The order to advance was given, and the whole line moved forward at double-quick and in perfect order, when — but what need of further recital? They were, of course, repulsed. Many, passing the abattis, advanced to within pistol-shot range of the enemy's works; they could go no further, and, after struggling a few moments, retreated precipitately. As soon as the exhausted, bleeding troops reached the edge of the timber, whence they had advanced before encountering the enemy's skirmishers, they rallied promptly, and, soon after, were marched back to the point on the railroad at which they had crossed in the morning. All the dead, and nearly all the wounded, were left upon the field; nor would the enemy allow them to be reached and rescued by flag of truce; and there they lay, mangled and bleeding, beneath the rays of the scorching sun, comrades in agony, as they had long been comrades in battle.

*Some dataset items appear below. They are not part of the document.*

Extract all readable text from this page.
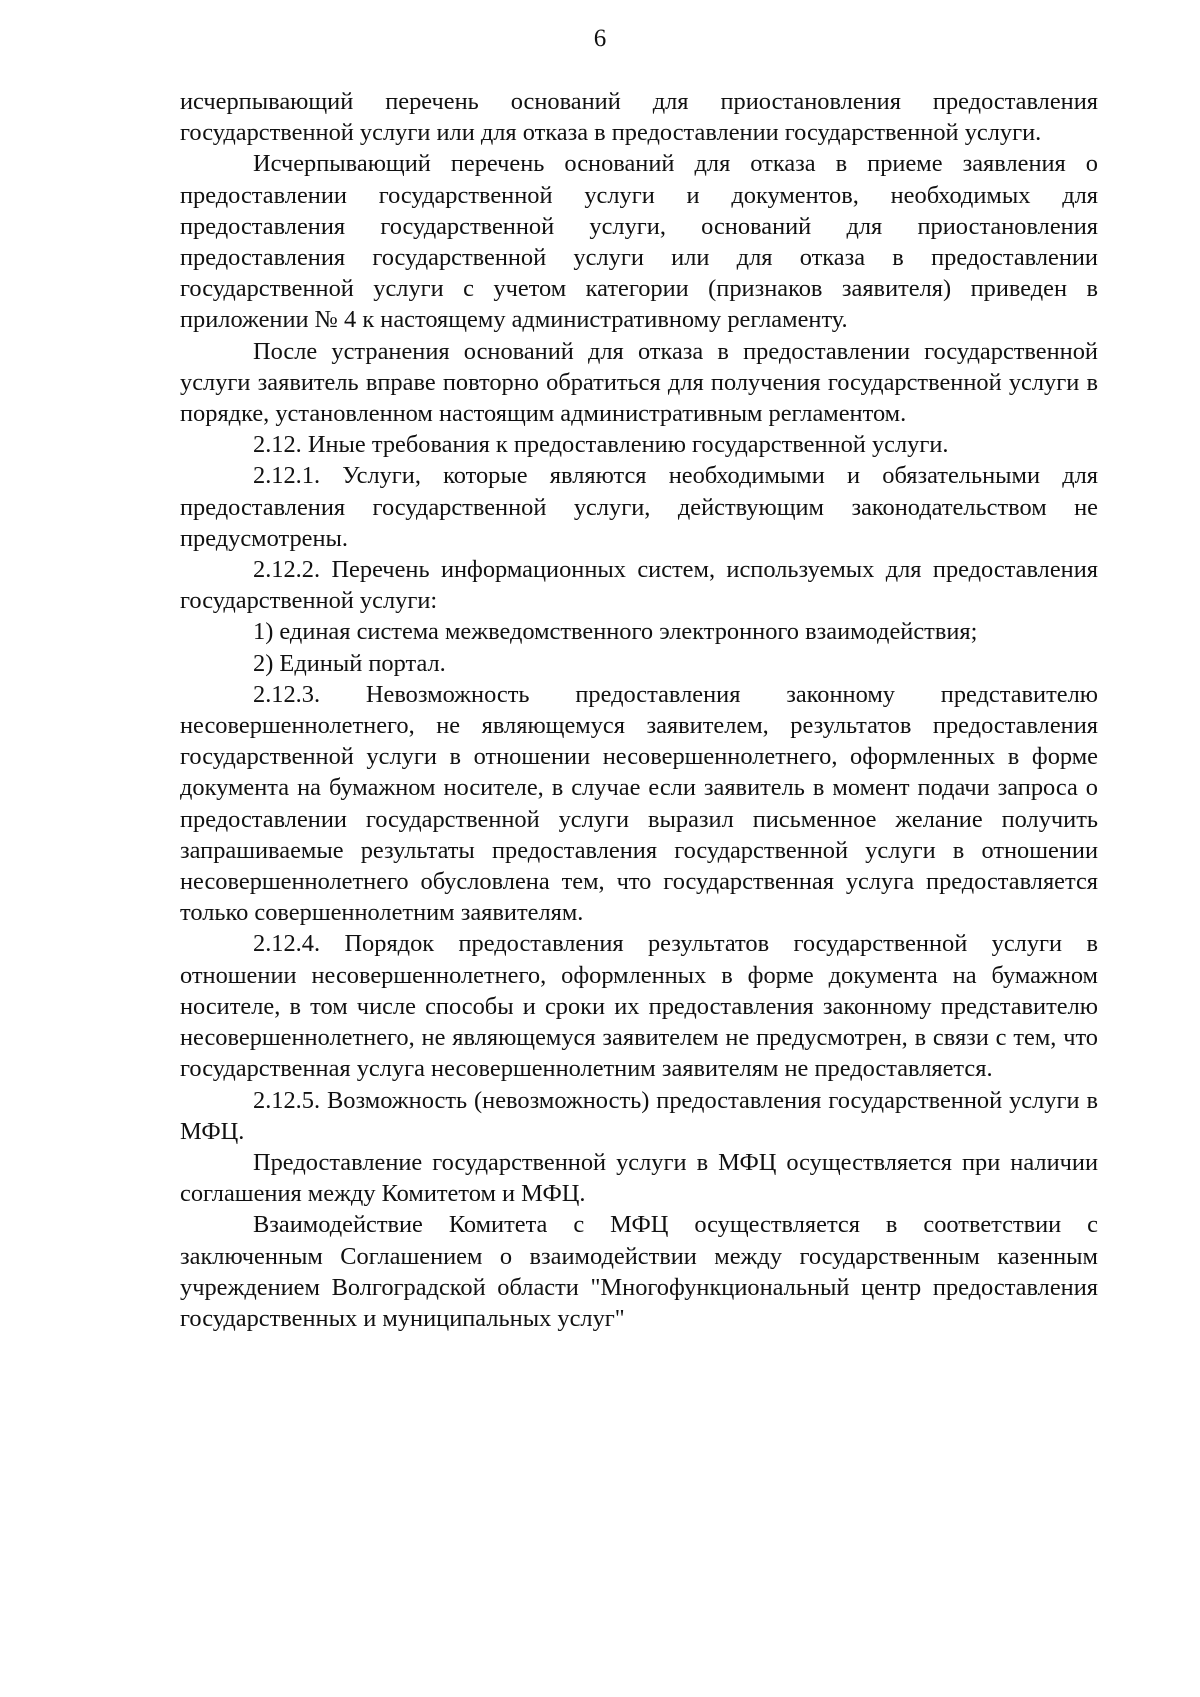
6

исчерпывающий перечень оснований для приостановления предоставления государственной услуги или для отказа в предоставлении государственной услуги.

Исчерпывающий перечень оснований для отказа в приеме заявления о предоставлении государственной услуги и документов, необходимых для предоставления государственной услуги, оснований для приостановления предоставления государственной услуги или для отказа в предоставлении государственной услуги с учетом категории (признаков заявителя) приведен в приложении № 4 к настоящему административному регламенту.

После устранения оснований для отказа в предоставлении государственной услуги заявитель вправе повторно обратиться для получения государственной услуги в порядке, установленном настоящим административным регламентом.

2.12. Иные требования к предоставлению государственной услуги.

2.12.1. Услуги, которые являются необходимыми и обязательными для предоставления государственной услуги, действующим законодательством не предусмотрены.

2.12.2. Перечень информационных систем, используемых для предоставления государственной услуги:

1) единая система межведомственного электронного взаимодействия;

2) Единый портал.

2.12.3. Невозможность предоставления законному представителю несовершеннолетнего, не являющемуся заявителем, результатов предоставления государственной услуги в отношении несовершеннолетнего, оформленных в форме документа на бумажном носителе, в случае если заявитель в момент подачи запроса о предоставлении государственной услуги выразил письменное желание получить запрашиваемые результаты предоставления государственной услуги в отношении несовершеннолетнего обусловлена тем, что государственная услуга предоставляется только совершеннолетним заявителям.

2.12.4. Порядок предоставления результатов государственной услуги в отношении несовершеннолетнего, оформленных в форме документа на бумажном носителе, в том числе способы и сроки их предоставления законному представителю несовершеннолетнего, не являющемуся заявителем не предусмотрен, в связи с тем, что государственная услуга несовершеннолетним заявителям не предоставляется.

2.12.5. Возможность (невозможность) предоставления государственной услуги в МФЦ.

Предоставление государственной услуги в МФЦ осуществляется при наличии соглашения между Комитетом и МФЦ.

Взаимодействие Комитета с МФЦ осуществляется в соответствии с заключенным Соглашением о взаимодействии между государственным казенным учреждением Волгоградской области "Многофункциональный центр предоставления государственных и муниципальных услуг"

The escape of any from death was almost miraculous; and yet, in the 3d Iowa, the loss was only about fifty per cent. The regiment went into the engagement with an aggregate of two hundred and forty-one officers and men, and lost, in killed, wounded and missing, one hundred and fourteen. Company B lost all three of her officers, killed — the two Ruckmans and Lieutenant Hall. Colonel Brown was severely wounded. The loss of the 53d Illinois was greater than that of any other regiment. Among others, it lost its gallant colonel. He was struck by a charge of canister, and fell from his horse, literally torn in pieces. It is said that General Lauman wept when he looked on the remnant of his old brigade.

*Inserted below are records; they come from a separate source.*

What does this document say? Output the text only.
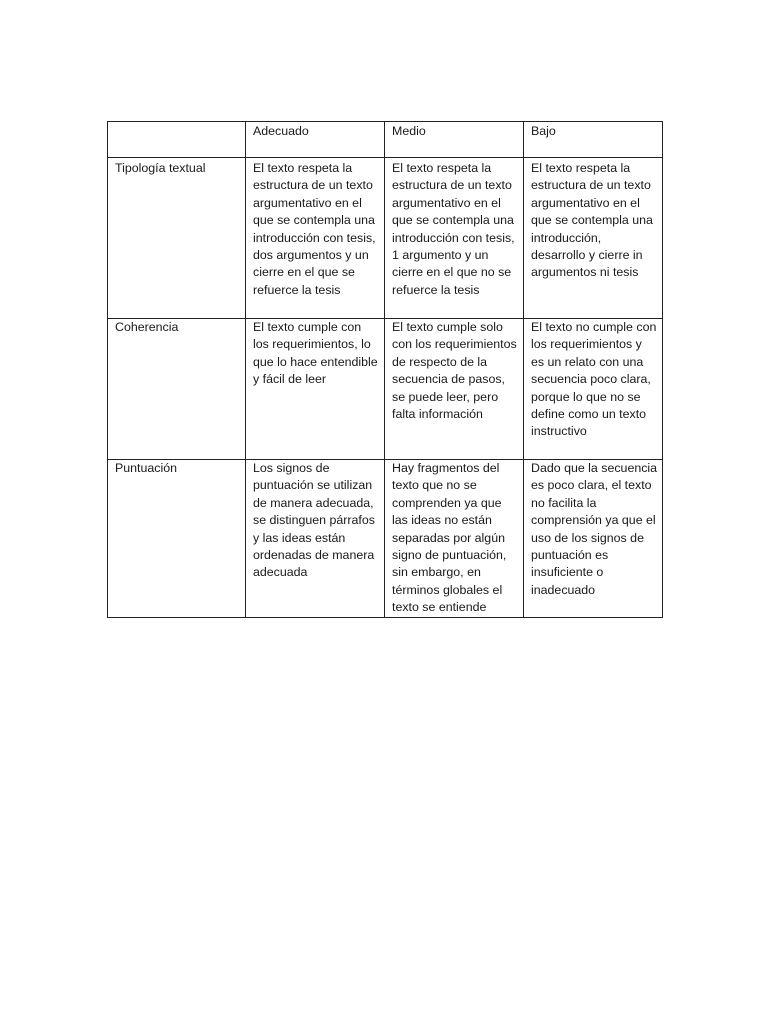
	Adecuado	Medio	Bajo
Tipología textual	El texto respeta la estructura de un texto argumentativo en el que se contempla una introducción con tesis, dos argumentos y un cierre en el que se refuerce la tesis	El texto respeta la estructura de un texto argumentativo en el que se contempla una introducción con tesis, 1 argumento y un cierre en el que no se refuerce la tesis	El texto respeta la estructura de un texto argumentativo en el que se contempla una introducción, desarrollo y cierre in argumentos ni tesis
Coherencia	El texto cumple con los requerimientos, lo que lo hace entendible y fácil de leer	El texto cumple solo con los requerimientos de respecto de la secuencia de pasos, se puede leer, pero falta información	El texto no cumple con los requerimientos y es un relato con una secuencia poco clara, porque lo que no se define como un texto instructivo
Puntuación	Los signos de puntuación se utilizan de manera adecuada, se distinguen párrafos y las ideas están ordenadas de manera adecuada	Hay fragmentos del texto que no se comprenden ya que las ideas no están separadas por algún signo de puntuación, sin embargo, en términos globales el texto se entiende	Dado que la secuencia es poco clara, el texto no facilita la comprensión ya que el uso de los signos de puntuación es insuficiente o inadecuado
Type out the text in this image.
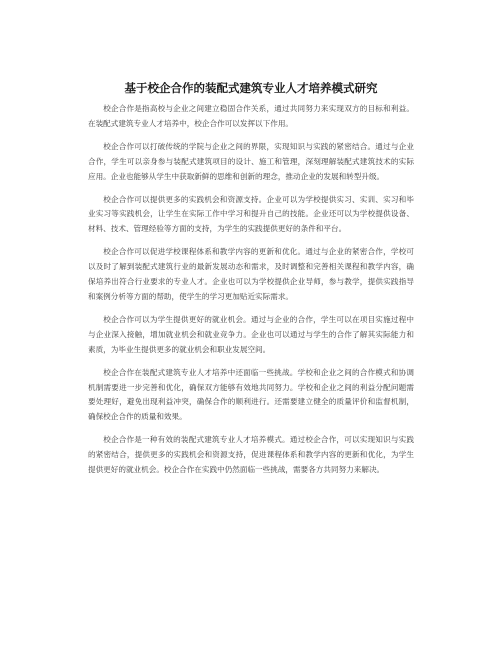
基于校企合作的装配式建筑专业人才培养模式研究

校企合作是指高校与企业之间建立稳固合作关系，通过共同努力来实现双方的目标和利益。在装配式建筑专业人才培养中，校企合作可以发挥以下作用。

校企合作可以打破传统的学院与企业之间的界限，实现知识与实践的紧密结合。通过与企业合作，学生可以亲身参与装配式建筑项目的设计、施工和管理，深刻理解装配式建筑技术的实际应用。企业也能够从学生中获取新鲜的思维和创新的理念，推动企业的发展和转型升级。

校企合作可以提供更多的实践机会和资源支持。企业可以为学校提供实习、实训、实习和毕业实习等实践机会，让学生在实际工作中学习和提升自己的技能。企业还可以为学校提供设备、材料、技术、管理经验等方面的支持，为学生的实践提供更好的条件和平台。

校企合作可以促进学校课程体系和教学内容的更新和优化。通过与企业的紧密合作，学校可以及时了解到装配式建筑行业的最新发展动态和需求，及时调整和完善相关课程和教学内容，确保培养出符合行业要求的专业人才。企业也可以为学校提供企业导师，参与教学，提供实践指导和案例分析等方面的帮助，使学生的学习更加贴近实际需求。

校企合作可以为学生提供更好的就业机会。通过与企业的合作，学生可以在项目实施过程中与企业深入接触，增加就业机会和就业竞争力。企业也可以通过与学生的合作了解其实际能力和素质，为毕业生提供更多的就业机会和职业发展空间。

校企合作在装配式建筑专业人才培养中还面临一些挑战。学校和企业之间的合作模式和协调机制需要进一步完善和优化，确保双方能够有效地共同努力。学校和企业之间的利益分配问题需要处理好，避免出现利益冲突，确保合作的顺利进行。还需要建立健全的质量评价和监督机制，确保校企合作的质量和效果。

校企合作是一种有效的装配式建筑专业人才培养模式。通过校企合作，可以实现知识与实践的紧密结合，提供更多的实践机会和资源支持，促进课程体系和教学内容的更新和优化，为学生提供更好的就业机会。校企合作在实践中仍然面临一些挑战，需要各方共同努力来解决。
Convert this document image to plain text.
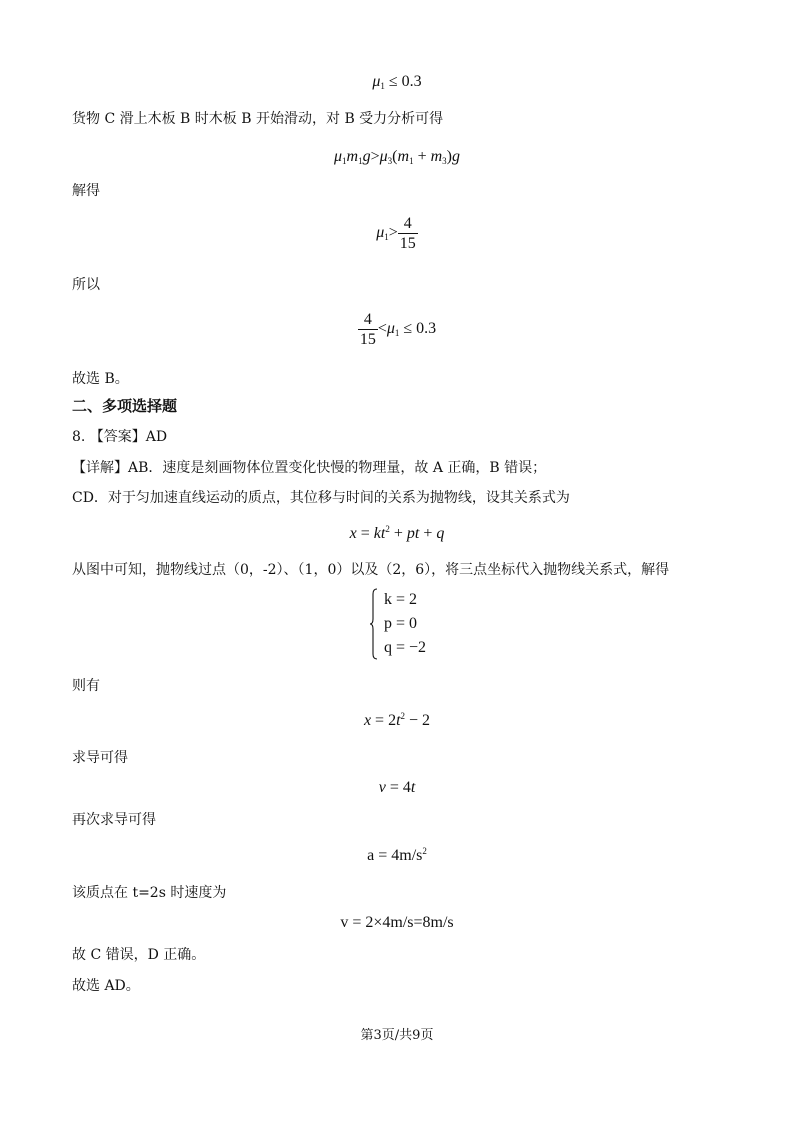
$\mu_1 \le 0.3$
货物 C 滑上木板 B 时木板 B 开始滑动，对 B 受力分析可得
$\mu_1m_1g>\mu_3(m_1 + m_3)g$
解得
$\mu_1> \frac{4}{15}$
所以
$\frac{4}{15} <\mu_1 \le 0.3$
故选 B。
二、多项选择题
8. 【答案】AD
【详解】AB．速度是刻画物体位置变化快慢的物理量，故 A 正确，B 错误；
CD．对于匀加速直线运动的质点，其位移与时间的关系为抛物线，设其关系式为
$x = kt^2$ + pt + q
从图中可知，抛物线过点（0，-2）、（1，0）以及（2，6），将三点坐标代入抛物线关系式，解得
k = 2
p = 0
q = −2
则有
$x = 2t^2 - 2$
求导可得
v = 4t
再次求导可得
$a = 4m/s^2$
该质点在 t=2s 时速度为
v = 2×4m/s=8m/s
故 C 错误，D 正确。
故选 AD。
第3页/共9页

After the lamentable affair at Jackson, the 3d Iowa returned with its division to Vicksburg, and sailed thence to Natchez. In the following Winter it again returned to Vicksburg, and accompanied General Sherman on his march to Meridian. The regiment re-enlisted as veterans, and came North in the early spring of 1864. Returning to the front, it was ordered to join General Sherman, already on the march against Atlanta. Before the fall of that city, Colonel Brown, and a majority of the field- and line-officers resigned their commissions. In re-officering the regiment, a lieutenant was promoted to the lieutenant-colonelcy: it was entitled to no colonel, on account of the fewness of its numbers. On the memorable 22d of July, 1864, before Atlanta, the regiment was again put in the thickest of the fight, and lost heavily. Among the killed was its lieutenant-colonel, who had only the day before received his commission. The regiment was soon after consolidated with the 2d Iowa Infantry, and lost its organization as a regiment.

In closing this sketch of Colonel Brown and his regiment, I will add an extract from a letter of Captain J. H. Reid, of the 15th Iowa:

"Our men, captured on the 22d of July, were taken through Atlanta that day, and their names reported to the provost marshal-general, when they were marched to East Point the same night. In passing through the city, whenever a shell fell in the streets from our batteries, they cheered and sang, 'Rally Round the Flag.' Rebel officers told them to dry up, they were prisoners of war; but they answered, 'We will always cheer a Yankee shell.' A squad of rebel cavalry was passing through the streets with the flag of the 3d Iowa Infantry, captured after the color-sergeant fell, literally pierced through and through with bullets. Some of that regiment among the prisoners saw their old flag in the hands of the enemy. They made a rush for it, wrested it from its captors, and, amid torrents of threats and curses from the guards, tore it into a thousand shreds."

I never saw Colonel Brown; but, from what I can learn of him, he must be a large man, with phlegmatic temperament, and an easy-going disposition. He may not be a brilliant man, but he was certainly a brave and faithful officer.